Le royaume chérifien compte sur les professionnels du tourisme et les voyageurs pour défendre sa nouvelle charte du tourisme durable.


C’est dans les locaux de l’Unesco à Paris qu’Abbas Azzouzi, directeur général de l’Office national marocain du tourisme, a présenté les tenants et les aboutissants du jeune Comité marocain pour le tourisme responsable. Cet organisme présidé par le ministre du Tourisme a été créé en septembre dernier. Sa mission : donner une dimension qualitative aux grandes ambitions touristiques du pays, symbolisées par son carnet de route « Vision 2010 ». Il s’agit de préserver « la culture, les valeurs, les traditions, l’identité et l’environnement de la destination ». Le message doit passer dans tous les maillons de la chaîne du voyage. Plus prosaïquement, les autorités veulent prouver que quantité (de touristes) n’est pas incompatible avec qualité des prestations délivrées. Tout un programme, tout un défi !

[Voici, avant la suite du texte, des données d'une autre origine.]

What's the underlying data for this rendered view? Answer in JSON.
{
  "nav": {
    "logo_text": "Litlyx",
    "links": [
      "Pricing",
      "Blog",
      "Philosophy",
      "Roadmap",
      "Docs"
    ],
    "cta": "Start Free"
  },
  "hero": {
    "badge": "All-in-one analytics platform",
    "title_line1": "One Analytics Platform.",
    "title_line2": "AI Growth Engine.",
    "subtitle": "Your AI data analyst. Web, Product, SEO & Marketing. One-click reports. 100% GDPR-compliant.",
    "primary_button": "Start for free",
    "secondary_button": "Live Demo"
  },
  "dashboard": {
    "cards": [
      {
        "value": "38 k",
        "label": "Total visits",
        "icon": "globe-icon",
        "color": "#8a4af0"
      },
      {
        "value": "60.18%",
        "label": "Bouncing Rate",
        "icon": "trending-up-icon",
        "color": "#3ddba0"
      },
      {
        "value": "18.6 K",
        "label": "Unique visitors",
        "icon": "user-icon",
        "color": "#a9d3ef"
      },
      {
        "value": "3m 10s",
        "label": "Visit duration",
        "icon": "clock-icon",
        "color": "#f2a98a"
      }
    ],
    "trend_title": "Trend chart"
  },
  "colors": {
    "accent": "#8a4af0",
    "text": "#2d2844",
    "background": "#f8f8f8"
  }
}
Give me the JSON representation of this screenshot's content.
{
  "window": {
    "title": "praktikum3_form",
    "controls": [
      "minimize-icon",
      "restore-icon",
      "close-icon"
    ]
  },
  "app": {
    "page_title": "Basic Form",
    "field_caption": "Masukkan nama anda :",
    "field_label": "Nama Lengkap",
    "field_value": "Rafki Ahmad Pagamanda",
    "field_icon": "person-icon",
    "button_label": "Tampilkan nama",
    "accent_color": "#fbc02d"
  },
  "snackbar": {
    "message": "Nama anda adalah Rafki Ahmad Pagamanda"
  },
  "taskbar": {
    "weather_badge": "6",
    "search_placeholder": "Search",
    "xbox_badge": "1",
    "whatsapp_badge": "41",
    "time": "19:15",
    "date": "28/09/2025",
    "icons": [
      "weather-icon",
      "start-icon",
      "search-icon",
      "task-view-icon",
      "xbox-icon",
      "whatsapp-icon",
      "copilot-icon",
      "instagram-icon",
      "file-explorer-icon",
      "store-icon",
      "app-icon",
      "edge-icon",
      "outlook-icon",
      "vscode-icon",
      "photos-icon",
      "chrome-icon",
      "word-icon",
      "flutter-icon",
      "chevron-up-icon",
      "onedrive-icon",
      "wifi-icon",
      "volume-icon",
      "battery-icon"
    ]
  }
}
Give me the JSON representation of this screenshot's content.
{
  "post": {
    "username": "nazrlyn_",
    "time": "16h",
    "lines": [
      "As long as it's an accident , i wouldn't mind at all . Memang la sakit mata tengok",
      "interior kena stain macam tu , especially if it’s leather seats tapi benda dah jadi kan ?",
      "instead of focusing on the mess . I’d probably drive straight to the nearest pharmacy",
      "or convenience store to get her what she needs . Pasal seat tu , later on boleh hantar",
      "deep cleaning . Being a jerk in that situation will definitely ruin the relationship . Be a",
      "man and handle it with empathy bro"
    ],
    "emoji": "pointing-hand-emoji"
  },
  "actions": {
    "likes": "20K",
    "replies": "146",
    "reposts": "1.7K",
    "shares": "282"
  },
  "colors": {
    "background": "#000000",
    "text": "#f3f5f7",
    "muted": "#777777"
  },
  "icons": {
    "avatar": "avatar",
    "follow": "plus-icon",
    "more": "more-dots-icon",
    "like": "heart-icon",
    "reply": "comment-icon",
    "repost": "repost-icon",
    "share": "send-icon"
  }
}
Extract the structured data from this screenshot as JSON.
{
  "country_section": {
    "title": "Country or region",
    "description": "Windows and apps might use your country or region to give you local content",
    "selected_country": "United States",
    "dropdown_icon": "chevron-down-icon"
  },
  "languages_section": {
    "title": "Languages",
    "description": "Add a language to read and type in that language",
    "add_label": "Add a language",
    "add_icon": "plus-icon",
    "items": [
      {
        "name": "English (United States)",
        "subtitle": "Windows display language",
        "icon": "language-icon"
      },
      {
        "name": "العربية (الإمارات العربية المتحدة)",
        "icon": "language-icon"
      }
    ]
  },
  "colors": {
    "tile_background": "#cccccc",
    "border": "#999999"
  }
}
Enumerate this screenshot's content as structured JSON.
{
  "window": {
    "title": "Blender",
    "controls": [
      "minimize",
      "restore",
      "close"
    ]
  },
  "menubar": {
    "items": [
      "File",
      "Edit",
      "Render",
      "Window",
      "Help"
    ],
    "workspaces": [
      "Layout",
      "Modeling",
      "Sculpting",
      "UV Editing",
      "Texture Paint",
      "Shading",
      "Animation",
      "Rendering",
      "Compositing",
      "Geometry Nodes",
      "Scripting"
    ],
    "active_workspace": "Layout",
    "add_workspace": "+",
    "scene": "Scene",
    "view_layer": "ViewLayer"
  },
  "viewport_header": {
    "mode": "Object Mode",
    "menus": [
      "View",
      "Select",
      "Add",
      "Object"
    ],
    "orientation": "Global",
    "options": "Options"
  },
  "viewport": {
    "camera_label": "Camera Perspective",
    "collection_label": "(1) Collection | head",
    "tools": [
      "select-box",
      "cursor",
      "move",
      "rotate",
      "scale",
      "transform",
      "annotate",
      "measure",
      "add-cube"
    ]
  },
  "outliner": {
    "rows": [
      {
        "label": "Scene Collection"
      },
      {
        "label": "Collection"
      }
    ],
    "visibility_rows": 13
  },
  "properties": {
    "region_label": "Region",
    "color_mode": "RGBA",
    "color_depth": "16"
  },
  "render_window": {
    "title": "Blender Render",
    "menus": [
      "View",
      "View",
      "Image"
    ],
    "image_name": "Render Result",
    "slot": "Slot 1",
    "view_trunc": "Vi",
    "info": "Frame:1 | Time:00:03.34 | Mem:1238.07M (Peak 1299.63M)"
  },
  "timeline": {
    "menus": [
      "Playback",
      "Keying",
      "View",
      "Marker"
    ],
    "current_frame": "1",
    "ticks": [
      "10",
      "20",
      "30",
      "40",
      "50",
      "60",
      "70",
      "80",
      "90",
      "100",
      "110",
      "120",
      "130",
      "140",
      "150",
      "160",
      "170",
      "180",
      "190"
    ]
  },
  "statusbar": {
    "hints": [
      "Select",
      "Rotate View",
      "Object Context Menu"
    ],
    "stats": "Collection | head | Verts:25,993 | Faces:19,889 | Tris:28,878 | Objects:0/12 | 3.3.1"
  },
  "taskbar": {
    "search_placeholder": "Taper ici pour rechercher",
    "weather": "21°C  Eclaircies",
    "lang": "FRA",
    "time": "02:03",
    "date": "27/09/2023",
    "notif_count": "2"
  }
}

La démarche du royaume chérifien repose sur la Charte marocaine du tourisme responsable, qui s’inspire du code mondial de l’éthique du tourisme édité par l’Organisation mondiale du tourisme. Quelques TO l’ont déjà signée, comme Voyageurs du Monde, Club Aventure et Nouvelles Frontières, alors que le groupe Accor déploie applique déjà sa propre démarche environnementale sur place. Jet tours a pour sa part créé un produit défenseur de la sauvegarde du patrimoine local (avec visites exclusives de palais à Fès).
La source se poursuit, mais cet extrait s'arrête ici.